Several possible underlying mechanisms of ASIT have been proposed, including tachyphylaxis, the induction of T cell anergy, switching from a Th2 to a Th1 response, and Treg cells [2]. It has been proposed that the shift from an allergen-specific effector T cell response to a Treg cell response appears to be a key event in the induction of tolerance in patients undergoing ASIT [22]. However, our analysis of the Treg cell population in the mediastinal lymph nodes showed no significant up-regulation of Treg cells in mice received treatment with HDM extracts ingestion. The absence of up-regulated Treg cells in this study may be related to the treatment dose of the HDM extracts. It is thought that low doses of antigen ingestion favor tolerance driven by Treg cells, whereas high doses of antigen ingestion favor tolerance mediated by lymphocyte anergy [5]. Therefore, anergy-driven tolerance could be a more possible mechanism to explain the therapeutic effect of oral immunotherapy with HDM extracts ingestion in this study.

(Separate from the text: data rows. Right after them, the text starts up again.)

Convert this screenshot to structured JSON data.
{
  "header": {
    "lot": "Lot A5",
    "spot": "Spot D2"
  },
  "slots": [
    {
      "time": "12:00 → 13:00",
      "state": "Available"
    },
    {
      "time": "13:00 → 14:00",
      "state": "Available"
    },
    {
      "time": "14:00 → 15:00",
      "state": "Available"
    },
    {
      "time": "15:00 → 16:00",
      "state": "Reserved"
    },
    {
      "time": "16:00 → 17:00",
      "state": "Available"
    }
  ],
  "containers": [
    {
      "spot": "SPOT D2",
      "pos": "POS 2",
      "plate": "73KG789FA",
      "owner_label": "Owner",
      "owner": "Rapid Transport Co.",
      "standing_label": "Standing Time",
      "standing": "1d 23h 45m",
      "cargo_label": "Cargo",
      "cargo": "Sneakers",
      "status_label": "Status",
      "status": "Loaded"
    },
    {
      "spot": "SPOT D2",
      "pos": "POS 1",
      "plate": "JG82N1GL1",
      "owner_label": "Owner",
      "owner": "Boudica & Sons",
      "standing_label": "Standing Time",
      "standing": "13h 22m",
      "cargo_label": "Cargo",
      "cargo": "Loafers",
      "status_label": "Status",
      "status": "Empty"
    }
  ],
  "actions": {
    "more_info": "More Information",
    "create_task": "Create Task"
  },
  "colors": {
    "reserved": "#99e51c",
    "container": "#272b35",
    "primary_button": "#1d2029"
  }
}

From clinical studies in patients with asthma and HDM allergy, both subcutaneous immunotherapy or sublingual immunotherapy with HDM extracts have been demonstrated to have therapeutic effects on reducing symptoms and the use of medication [3, 23]. Although there is a mild to moderate potential benefit, the concern of the risk of adverse effects and the inconvenience in receiving prolonged course of immunotherapy impede patient preferences for this treatment modality. Therefore, ASIT is considered to have weak evidence and limited application in clinical asthma management guideline [24]. In comparison to the subcutaneous and sublingual routes of allergen administration, oral allergen ingestion has the advantage of being more convenient in practice. It has been well established from previous studies in both animals and humans that repeated allergen exposure in the gut mucosa can induce immune tolerance [5, 25]. This study demonstrated that oral immunotherapy with HDM extracts ingestion could be a potential alternative immunotherapy modality in treating allergic asthma. However, further clinical studies are needed to compare the efficacy and safety among oral immunotherapy and the relative well-established models of SCIT and SLIT.

It is well known that mice could not spontaneously develop allergic asthma. Several allergen challenge models in mice have been developed for studying asthma and they could reproduce airway inflammatory features mimicking allergic asthma. Our sensitization and challenge protocol using intraperitoneal allergen injection and intratracheal instillation was according to the basic rules of acute allergen challenge models described in previous studies [6, 7]. A successful sensitization usually requires multiple systemic administration of target allergen with the coincidences of adjuvant. Aluminum hydroxide Al(OH)3 are common adjuvant used to promote a Th2 phenotype inflammation in mice when they are mixed with antigen via intraperitoneal administration. Because asthma is defined as a chronic inflammatory disease of airways, murine experiments of allergen challenge models have some disparity indeed both in immunology and anatomy when comparing with clinical asthma. The findings in this acute allergen challenge model still have limitations when extrapolating the results to the human disease.

Conclusions

In summary, oral immunotherapy with HDM extracts ingestion in the murine model of allergic asthma demonstrated a partial therapeutic effect. This study provides helpful information on the further development of oral immunotherapy in allergic asthma.